There are numerous mechanisms for advancing worker ownership through federal, state, and local policy. Yet, one of the timeliest strategies might be to pass federal legislation like the United States Employee Ownership Bank Act. The Act (1) calls for employees to have a right of first refusal when their firm is planned to be sold or closed, meaning that workers have the right to band together to collectively purchase the firm before it can be sold or shut down; and (2) creates a bank to provide loans to facilitate such acquisitions, so long as the buyers are a majority (51%) of the firm’s employees.
Like any national-scale COVID-19 response, creating and endowing an Employee Ownership Bank will come at a large cost. However, as March’s stimulus package demonstrated, Congress can answer the familiar “how will you pay for it?” question swiftly and decisively when crisis brings mass devastation. With the unsettling reality that scores of businesses are at risk of permanent closure due to the pandemic, it seems that more devastation – and not a return to “normal” – is what’s in store for many workers and their families in the months ahead. Rather than sparing no expense on a bounce back, it seems like a better time to start investing in a push forward. Strategies that keep firms open and in workers’ hands are vital nodes along that headlong path.

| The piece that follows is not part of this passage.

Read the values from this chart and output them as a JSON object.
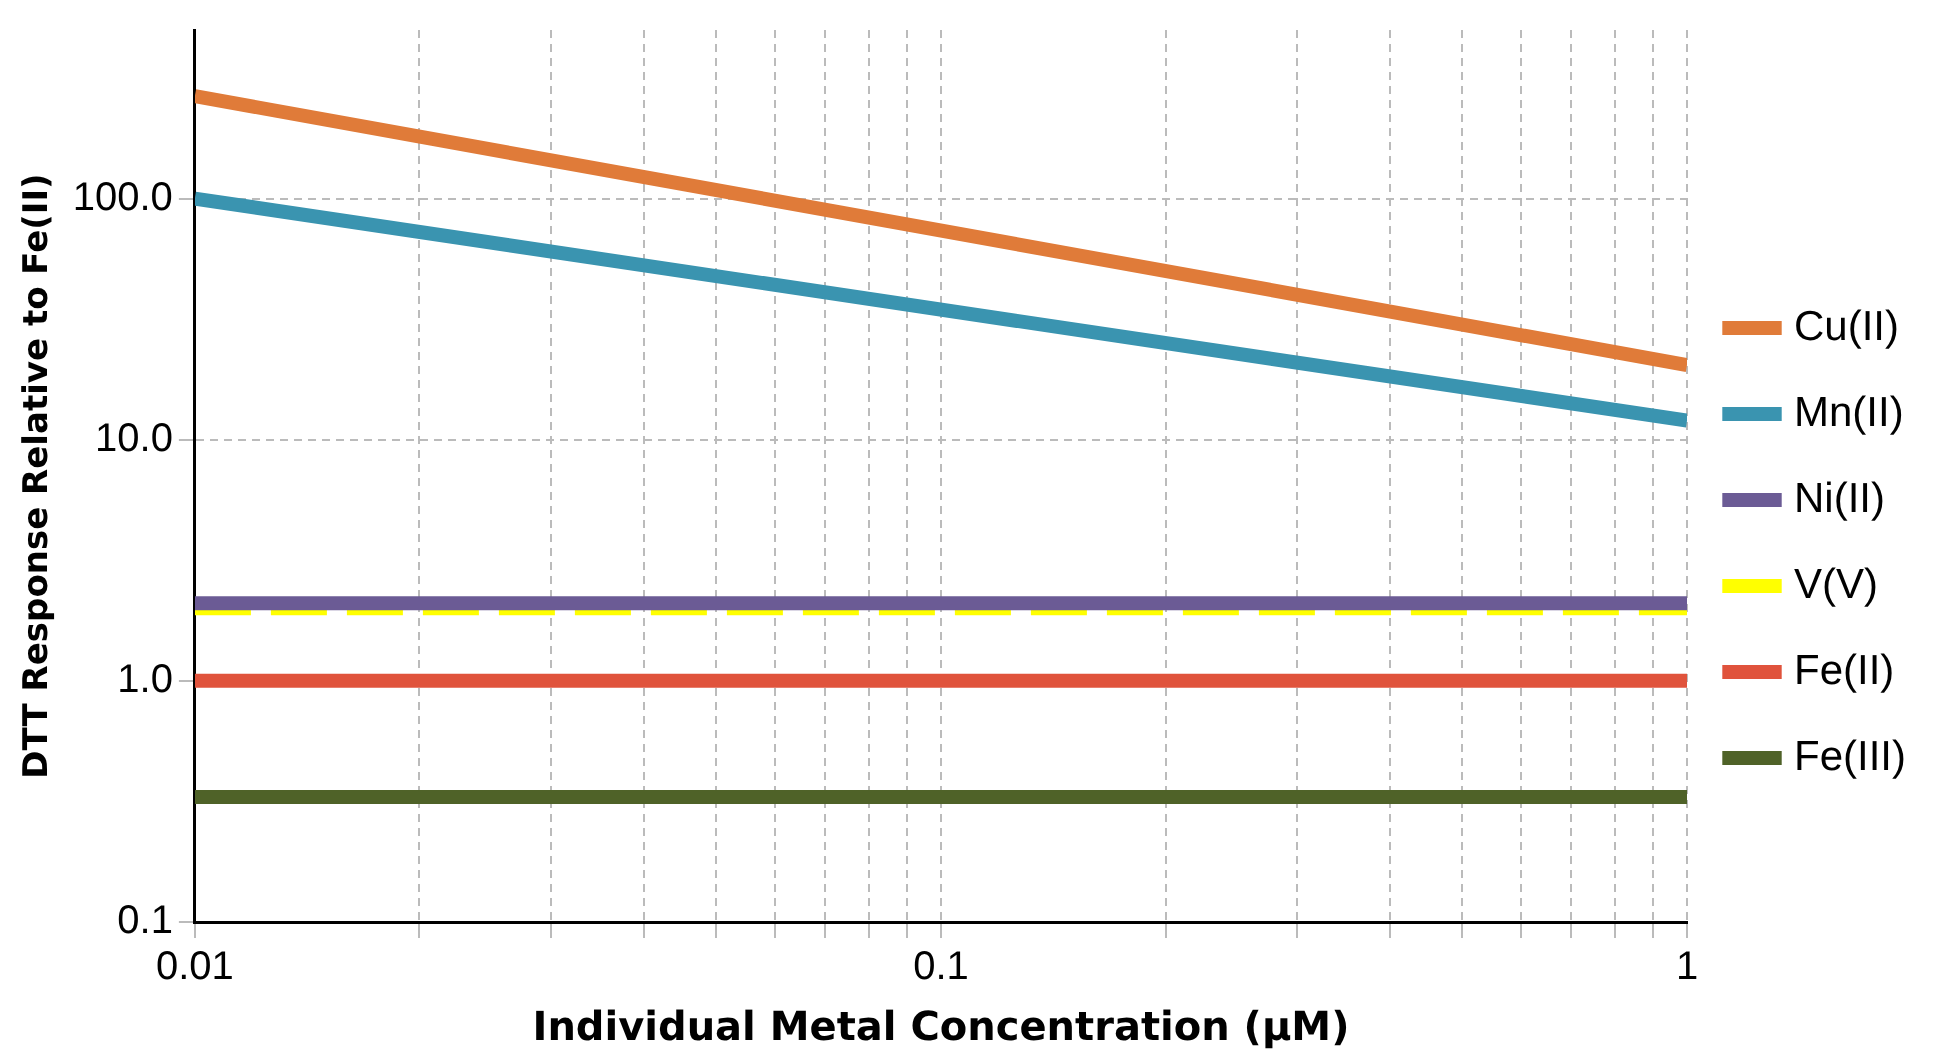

If, following the Great Fire of 1666, London would have simply rebuilt the same “clogged”, “narrow” combustible urban fabric that it had before, the city would have been in flames again by the time the ashes were scattered. Instead, the 1667 Act for Rebuilding London established institutions to prevent future fires from being able to wreak the same level of havoc on the city. The Act limited “private freedom to a degree necessary to prevent” future disasters. As we rush to put out the fire that COVID-19 ignited on our economy, we need to take the same approach. Resilience does not mean simply bouncing back – it is about boldly advancing into the post-crisis world with fewer vulnerabilities than we had before. Reducing systemic inequities and building the capacity of vulnerable workers and vulnerable populations is how we become a more resilient society going forward.